Methods: The sample included 150 African American women with children between 36 and 63 months of age (M = 48.5, SD = 7.4). All mothers lived in urban communities characterized by concentrated poverty and high crime rates. Women had been receiving treatment for heroin dependency for an average of 6.5 months through publicly-funded methadone clinics. The Working Model of the Child Interview (Zeanah et al., 1986) – an hour-long semi-structured interview – was used to generate mothers’ narratives of their children and themselves as parents. Coders trained to reliability rated transcripts on the degree to which specific affective tones were present. Follow-up thematic analysis was conducted on transcripts where “moderate” or “high” levels of four affects were expressed: frustration (n=13); anger (n=6); guilt (n=9); and anxiety (n=7). These follow-up analyses examined the themes mothers conveyed when expressing these emotions. Given the overlap in content themes related to anger and frustration, these two tones were combined into one category in the final analysis.

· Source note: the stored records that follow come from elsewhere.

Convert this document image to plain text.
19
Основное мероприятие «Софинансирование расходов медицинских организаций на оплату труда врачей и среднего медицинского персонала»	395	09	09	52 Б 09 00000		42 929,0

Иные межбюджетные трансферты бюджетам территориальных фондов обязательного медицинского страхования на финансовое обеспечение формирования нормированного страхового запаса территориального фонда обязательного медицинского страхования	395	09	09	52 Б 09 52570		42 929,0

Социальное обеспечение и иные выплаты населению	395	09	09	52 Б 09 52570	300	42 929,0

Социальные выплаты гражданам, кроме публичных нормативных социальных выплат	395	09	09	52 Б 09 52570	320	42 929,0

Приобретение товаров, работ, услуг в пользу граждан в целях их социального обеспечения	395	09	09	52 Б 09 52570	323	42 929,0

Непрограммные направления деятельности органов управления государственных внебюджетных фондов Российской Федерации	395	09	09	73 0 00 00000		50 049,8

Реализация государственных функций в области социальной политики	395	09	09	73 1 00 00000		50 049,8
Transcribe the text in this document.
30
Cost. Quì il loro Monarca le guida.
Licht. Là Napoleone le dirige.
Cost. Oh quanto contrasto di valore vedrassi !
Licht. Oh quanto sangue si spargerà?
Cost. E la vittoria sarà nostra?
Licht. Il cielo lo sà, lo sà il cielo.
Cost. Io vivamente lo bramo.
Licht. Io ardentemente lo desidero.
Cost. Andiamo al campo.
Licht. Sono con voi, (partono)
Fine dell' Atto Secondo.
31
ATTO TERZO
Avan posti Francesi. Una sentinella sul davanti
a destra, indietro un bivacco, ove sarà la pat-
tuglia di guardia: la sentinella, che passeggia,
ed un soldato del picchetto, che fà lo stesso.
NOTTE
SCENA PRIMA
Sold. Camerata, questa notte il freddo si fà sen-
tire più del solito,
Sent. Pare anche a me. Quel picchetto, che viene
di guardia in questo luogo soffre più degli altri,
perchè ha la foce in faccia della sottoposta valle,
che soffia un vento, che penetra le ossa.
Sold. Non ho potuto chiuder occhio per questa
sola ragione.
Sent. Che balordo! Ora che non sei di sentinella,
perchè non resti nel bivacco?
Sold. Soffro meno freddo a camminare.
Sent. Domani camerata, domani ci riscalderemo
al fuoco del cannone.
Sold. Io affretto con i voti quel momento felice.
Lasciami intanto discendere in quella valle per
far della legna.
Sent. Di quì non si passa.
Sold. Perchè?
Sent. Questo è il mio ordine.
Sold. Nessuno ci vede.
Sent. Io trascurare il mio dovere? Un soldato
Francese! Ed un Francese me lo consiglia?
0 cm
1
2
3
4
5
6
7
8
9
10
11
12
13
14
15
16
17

Results: Mothers’ frustration/anger was most often expressed while discussing challenging aspects of their child’s behavior or efforts to discipline their child. Additionally, frustration/anger was often expressed in describing complicated relationships with other caregivers of their child. Guilt tended to be expressed when mothers were describing their history of their substance misuse and how it may have affected their child and their relationship. Mothers also expressed general guilt about how they parented their child, not explicitly tied to substance misuse. Mothers expressed anxiety in the context of their child having been or potentially being injured or ill and about their relationship with their child.
Conclusions: The negative affective themes expressed by women in treatment for SUD convey an intense desire to have close relationships with their children and for their children to be healthy, safe, and well-behaved. While mothers’ SUD was central to many of their negative emotional experiences related to their child and parenting, their negative emotions were also reflective of parenting experiences distinct from substance misuse, such as frustration with an inability to manage child behavior or anxiety about the child’s health. The findings underscore the importance of providing supports for parents who are in substance use treatment and offers ideas that can inform the development of parenting interventions targeted for parents with histories of SUDs.